DLFs for the tDCS group returned to baseline levels between sessi

DLFs for the tDCS group returned to baseline levels between sessions while remaining at trained levels for the sham group, suggesting that stimulation degraded the consolidation of learning. This is unlike the effect of motor skill learning where anodal tDCS increases between-day consolidation (Reis et al., 2009). There is evidence from letter enumeration

tasks, where subjects determine if the number of letters presented is odd or even, showing that learning is only retained if asymptotic performance is reached within each session (Hauptmann & Karni, 2002; Hauptmann et al., 2005). In the current study, the sham group had stable performance between Blocks 2 and 3, whereas DLFs for the tDCS group decreased in this period, suggesting asymptotic thresholds had not been reached Panobinostat chemical structure in the session. The lack of effect of tDCS on frequency selectivity around 1000 Hz, and the decreased sensitivity to TFS during tDCS, indicate that the degradation of frequency discrimination around 1000 Hz by anodal tDCS was probably due to interference with temporal coding. Imposing a transcortical DC current has been shown to immediately alter the spontaneous firing rate of cortical neurons in the rat (Bindman et al., 1964) and it is possible that tDCS interferes directly with temporal

coding by disrupting the precision of the phase-locked firing selleck compound pattern of active auditory neurons. Most evidence from both animals and humans points to the importance of temporal coding for frequency perception below 4000–5000 Hz (Rose Wilson disease protein et al., 1967; Johnson, 1980; Moore, 2012). Auditory neurons show millisecond-precise phase-locking firing rates to both complex and pure tone frequencies below 5000 Hz (Zatorre, 1988; Averbeck et al., 2006).

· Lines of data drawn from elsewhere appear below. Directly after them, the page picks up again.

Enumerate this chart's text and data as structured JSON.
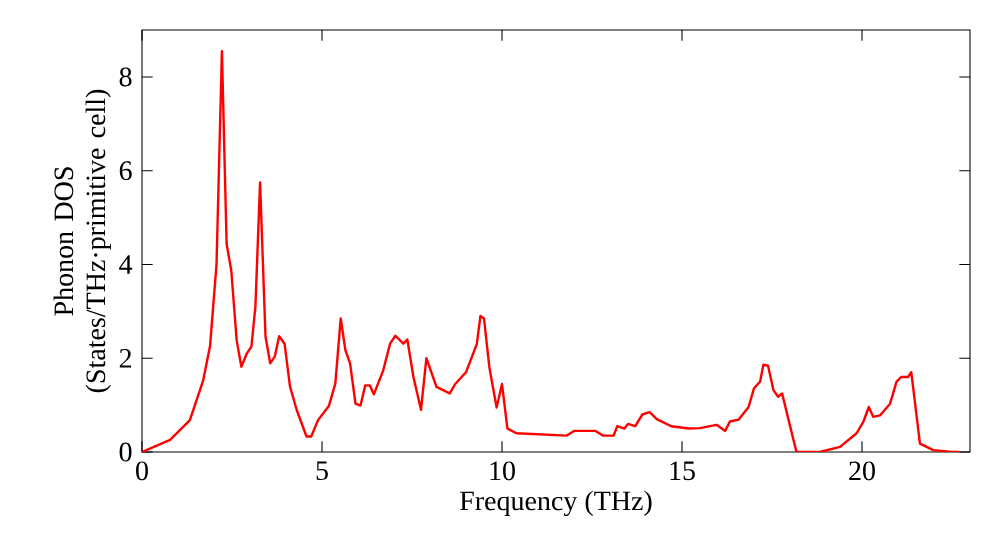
{
  "chart_data": {
    "type": "line",
    "xlabel": "Frequency (THz)",
    "ylabel": "Phonon DOS (States/THz·primitive cell)",
    "xlim": [
      0,
      23
    ],
    "ylim": [
      0,
      9
    ],
    "xticks": [
      0,
      5,
      10,
      15,
      20
    ],
    "yticks": [
      0,
      2,
      4,
      6,
      8
    ],
    "marker": "none",
    "line_style": "solid",
    "series": [
      {
        "color": "#ff0000",
        "x": [
          0,
          0.78,
          1.33,
          1.7,
          1.89,
          2.07,
          2.22,
          2.35,
          2.48,
          2.63,
          2.76,
          2.91,
          3.04,
          3.15,
          3.28,
          3.43,
          3.56,
          3.69,
          3.81,
          3.96,
          4.11,
          4.3,
          4.57,
          4.7,
          4.89,
          5.19,
          5.37,
          5.52,
          5.65,
          5.78,
          5.93,
          6.07,
          6.2,
          6.33,
          6.44,
          6.7,
          6.89,
          7.04,
          7.26,
          7.37,
          7.54,
          7.75,
          7.9,
          8.18,
          8.55,
          8.7,
          9.0,
          9.3,
          9.4,
          9.5,
          9.65,
          9.85,
          10.0,
          10.15,
          10.4,
          11.8,
          12.0,
          12.6,
          12.8,
          13.1,
          13.2,
          13.4,
          13.5,
          13.7,
          13.9,
          14.1,
          14.3,
          14.7,
          15.2,
          15.5,
          15.96,
          16.2,
          16.33,
          16.57,
          16.85,
          17.0,
          17.17,
          17.26,
          17.39,
          17.54,
          17.67,
          17.78,
          17.94,
          18.18,
          18.83,
          19.39,
          19.85,
          20.04,
          20.19,
          20.31,
          20.5,
          20.78,
          20.96,
          21.09,
          21.28,
          21.37,
          21.61,
          21.98,
          22.5,
          22.7
        ],
        "values": [
          0,
          0.26,
          0.68,
          1.53,
          2.26,
          4.0,
          8.55,
          4.44,
          3.87,
          2.38,
          1.82,
          2.1,
          2.25,
          3.1,
          5.75,
          2.47,
          1.89,
          2.04,
          2.47,
          2.31,
          1.4,
          0.89,
          0.33,
          0.33,
          0.68,
          0.98,
          1.46,
          2.85,
          2.17,
          1.89,
          1.03,
          0.99,
          1.42,
          1.42,
          1.23,
          1.74,
          2.31,
          2.48,
          2.31,
          2.4,
          1.6,
          0.9,
          2.0,
          1.39,
          1.25,
          1.45,
          1.7,
          2.3,
          2.9,
          2.85,
          1.8,
          0.95,
          1.45,
          0.5,
          0.4,
          0.35,
          0.45,
          0.45,
          0.35,
          0.35,
          0.55,
          0.5,
          0.6,
          0.55,
          0.8,
          0.85,
          0.7,
          0.55,
          0.5,
          0.51,
          0.58,
          0.45,
          0.65,
          0.69,
          0.96,
          1.36,
          1.5,
          1.86,
          1.84,
          1.32,
          1.18,
          1.25,
          0.75,
          0,
          0,
          0.11,
          0.4,
          0.65,
          0.96,
          0.75,
          0.78,
          1.03,
          1.5,
          1.6,
          1.6,
          1.7,
          0.18,
          0.04,
          0,
          0
        ]
      }
    ]
  }
}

Even small perturbations of temporal coding, in the scale of milliseconds, result in information loss for cortical neurons (Kayser et al., 2010). Changing the excitability of auditory cortex using tDCS could therefore sufficiently disrupt the fine structure information needed for precise temporal

coding. There do not appear to be any studies in either animals or humans showing a dissociation of place and temporal coding processes following lesions to auditory cortex, although bilateral lesions impair perceptual discriminations relying on both temporal (Bowen et al., 2003) and place (Cooke et al., 2007) coding. These processes do appear to be at least partially lateralized, with the left hemisphere showing a preference for temporal information and the right showing a preference for place information (Zatorre & Belin, 2001; Schönwiesner et al., 2005). Our findings that anodal tDCS over auditory cortex decreased frequency selectivity at 2000 Hz but not at 1000 Hz, and decreased sensitivity to temporal fine structure, show that altering auditory cortical excitability in this way has complex effects on auditory function.